Today, marketing can be thought of as almost equal parts art and science. The reason behind much of this is the increasing growth and importance of marketing technology software or martech. The martech landscape is vast, and according to ChiefMarTech, there are a whopping 8000 vendors populating the space.
With a multitude of specialized solutions available across advertising and promotion, content, commerce and sales and more, many companies choose to pay attention to the makeup of their martech stack, and how different pieces fit together.
Understanding the ROI of a singular piece of technology can be done when that technology fails to do what it’s meant to do. However, when it comes to measuring the ROI of an entire ecosystem, things can get a little tricky.
How Can We Measure Martech Stack ROI?
Before we get into measuring the ROI of a martech stack, it’s important to know what the martech stack is supposed to do in the first place. Jonathan Ward, Senior Manager of Marketing Operations at Spiceworks Ziff Davis, says “An effective martech stack will look different for every organization. The true purpose is to augment, automate, illuminate, and optimize marketing strategies and processes that are already working within your organization.”
But measuring ROI isn’t a one-size-fits-all approach. According to Justin Sharaf, VP of Marketing at Digital Experience Platform Jahia, “It’s never as simple as saying ‘this new technology drove an additional $500k in pipeline’ or My martech stack drove $1M in incremental pipeline.”
In reality, narrowing down ROI can depend on less numbers-driven factors. “It’s often soft metrics like employee productivity increases or a reduction of manual tasks that measure success. Even employee satisfaction can be a measure of success for your martech stack because a marketing team that has good tools will be less frustrated, more productive, and more enthusiastic about their work,” Sharaf continued.

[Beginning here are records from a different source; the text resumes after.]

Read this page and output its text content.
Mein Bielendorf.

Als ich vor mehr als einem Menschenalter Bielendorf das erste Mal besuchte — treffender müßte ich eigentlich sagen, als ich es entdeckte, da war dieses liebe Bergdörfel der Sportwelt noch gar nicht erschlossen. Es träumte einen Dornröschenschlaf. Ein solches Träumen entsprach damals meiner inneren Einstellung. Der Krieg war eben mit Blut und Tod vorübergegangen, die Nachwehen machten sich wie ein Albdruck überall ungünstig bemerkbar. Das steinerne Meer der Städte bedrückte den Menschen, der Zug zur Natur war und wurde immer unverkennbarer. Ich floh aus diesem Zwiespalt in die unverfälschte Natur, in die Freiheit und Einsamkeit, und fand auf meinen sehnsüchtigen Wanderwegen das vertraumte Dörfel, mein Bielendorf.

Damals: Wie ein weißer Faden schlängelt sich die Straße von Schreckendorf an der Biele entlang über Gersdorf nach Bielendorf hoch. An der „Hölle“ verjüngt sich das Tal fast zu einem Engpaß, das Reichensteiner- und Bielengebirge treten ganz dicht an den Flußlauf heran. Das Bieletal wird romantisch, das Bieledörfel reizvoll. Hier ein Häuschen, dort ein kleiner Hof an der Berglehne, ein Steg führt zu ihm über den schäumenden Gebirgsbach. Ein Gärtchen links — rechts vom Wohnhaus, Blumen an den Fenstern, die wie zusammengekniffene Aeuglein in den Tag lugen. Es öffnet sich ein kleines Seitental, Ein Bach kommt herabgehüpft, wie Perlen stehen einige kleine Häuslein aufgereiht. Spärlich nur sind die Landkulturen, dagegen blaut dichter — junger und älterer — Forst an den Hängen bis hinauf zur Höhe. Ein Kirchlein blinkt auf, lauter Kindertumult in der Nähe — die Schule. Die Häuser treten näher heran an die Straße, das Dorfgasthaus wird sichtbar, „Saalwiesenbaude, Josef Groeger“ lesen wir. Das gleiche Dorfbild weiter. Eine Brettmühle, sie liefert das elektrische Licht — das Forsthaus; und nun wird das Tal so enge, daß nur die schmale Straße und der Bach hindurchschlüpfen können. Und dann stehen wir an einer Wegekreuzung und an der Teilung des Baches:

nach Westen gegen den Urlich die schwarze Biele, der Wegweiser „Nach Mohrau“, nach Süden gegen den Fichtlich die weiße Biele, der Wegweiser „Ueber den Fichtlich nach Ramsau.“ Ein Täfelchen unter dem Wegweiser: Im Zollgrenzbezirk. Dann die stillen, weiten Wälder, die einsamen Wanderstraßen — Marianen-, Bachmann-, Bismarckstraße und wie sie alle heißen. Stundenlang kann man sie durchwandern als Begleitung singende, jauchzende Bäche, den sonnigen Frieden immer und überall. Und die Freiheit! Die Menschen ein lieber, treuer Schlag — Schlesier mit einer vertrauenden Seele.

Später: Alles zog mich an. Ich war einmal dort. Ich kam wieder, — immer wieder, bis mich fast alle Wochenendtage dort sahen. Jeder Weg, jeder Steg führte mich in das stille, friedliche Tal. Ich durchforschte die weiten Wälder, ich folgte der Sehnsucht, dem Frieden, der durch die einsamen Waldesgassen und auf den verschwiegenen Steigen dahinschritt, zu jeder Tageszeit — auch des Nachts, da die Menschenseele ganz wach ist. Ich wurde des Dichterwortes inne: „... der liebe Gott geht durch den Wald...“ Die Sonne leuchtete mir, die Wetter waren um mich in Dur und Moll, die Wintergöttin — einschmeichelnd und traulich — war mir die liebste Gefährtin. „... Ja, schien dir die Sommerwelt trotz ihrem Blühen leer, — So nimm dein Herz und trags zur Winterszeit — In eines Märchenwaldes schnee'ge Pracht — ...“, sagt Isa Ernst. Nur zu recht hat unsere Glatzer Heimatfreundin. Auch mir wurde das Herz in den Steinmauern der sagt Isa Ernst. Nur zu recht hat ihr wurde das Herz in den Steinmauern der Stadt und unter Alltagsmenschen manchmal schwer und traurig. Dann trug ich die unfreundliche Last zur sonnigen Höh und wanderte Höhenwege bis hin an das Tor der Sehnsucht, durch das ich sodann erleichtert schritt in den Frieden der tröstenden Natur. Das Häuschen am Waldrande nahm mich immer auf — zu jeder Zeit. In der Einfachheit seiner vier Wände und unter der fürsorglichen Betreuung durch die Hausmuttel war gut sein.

David Snider, VP of Marketing at New York-based cloud management platform CloudCheckr offered another tangible option. “One way to evaluate the return on martech investment is to incorporate its costs into the cost of running campaigns as you would with people and specific incremental spend associated with the campaign,” he said.
“The overall return expected and delivered for the campaign should be met, including the martech costs just like every other campaign costs. Then aggregated over all campaigns you will have a sense of the contribution (or drag) that the martech investment is having,” Snider added.
Related Article: 6 Free Martech Courses That Will Help Sharpen Your Skillset
Methods of Measurement
There are a vast number of methods that can be used to measure marketing effectiveness in some instances, but these methods might not have an impact on ROI. “Micro-conversions are useful metrics for tactical marketing teams, but often don’t show the whole picture related to ROI and ultimately don’t mean much, if anything, to an executive team. Executive teams tend to think in terms of dollars and cents, not clicks, opens or website traffic. These measurements can improve your tactics and help your marketing team optimize, but won’t offer insights into the ROI of your marketing stack,” Ward explained.
Another popular metric used among marketing teams, especially in the SaaS space is customer acquisition cost. “Spend vs revenue, or Customer Acquisition Cost (CAC) is a super valuable success metric AND one that your executive team will love. Other similar metrics include Customer Lifetime Value (LTV) and Ratio of Customer Lifetime Value to CAC,” said Ward.
However, he went on to mention that difficulty attributing soft costs to these metrics means that they aren’t a good option for determining overall martech stack returns.
Sharaf also disagreed on the validity of some of these metrics. “Metrics like Spend vs Revenue are great to measure the success of the overall marketing function, but I don’t think they are appropriate measures of the success of a martech stack. Successful companies may have terrible martech stacks and failing companies may have all the right technologies in their stack,” he explained.
As an alternative, he suggested “doing regular surveys of the marketing department is a fantastic way to measure the success of your martech stack. How many tools are being used regularly? How much more effective do employees feel they are with the technology available to them? What is the NPS of each technology in the stack?”
Initiatives like this are a great way to overcome some of the challenges associated with measuring marketing ROI.
Can We Overcome The Challenges?
Measuring the investment returns for martech can be difficult, but the best approach is to shift the focus on what you’re measuring and how you’re reporting it. “Obsessing over the search for a key metric to support your investment in martech is wasted effort. Redirect that effort into educating executive leadership on the importance of martech, the martech industry growth, and the real-life use cases of martech,” said Sharaf.
ROI is best determined by the benefits that the technology provides. “Showing executives the clunkiness of what you were doing before versus the ease and simplicity of using the right martech can be an effective way to demonstrate value without a martech KPI,” Sharaf added.
“The pros and cons of each method used to determine martech success are seen through the eyes of the evaluator,” Snider remarked. Ultimately, the person determining the budget or the success will be the one to have the final say on how well technology is doing.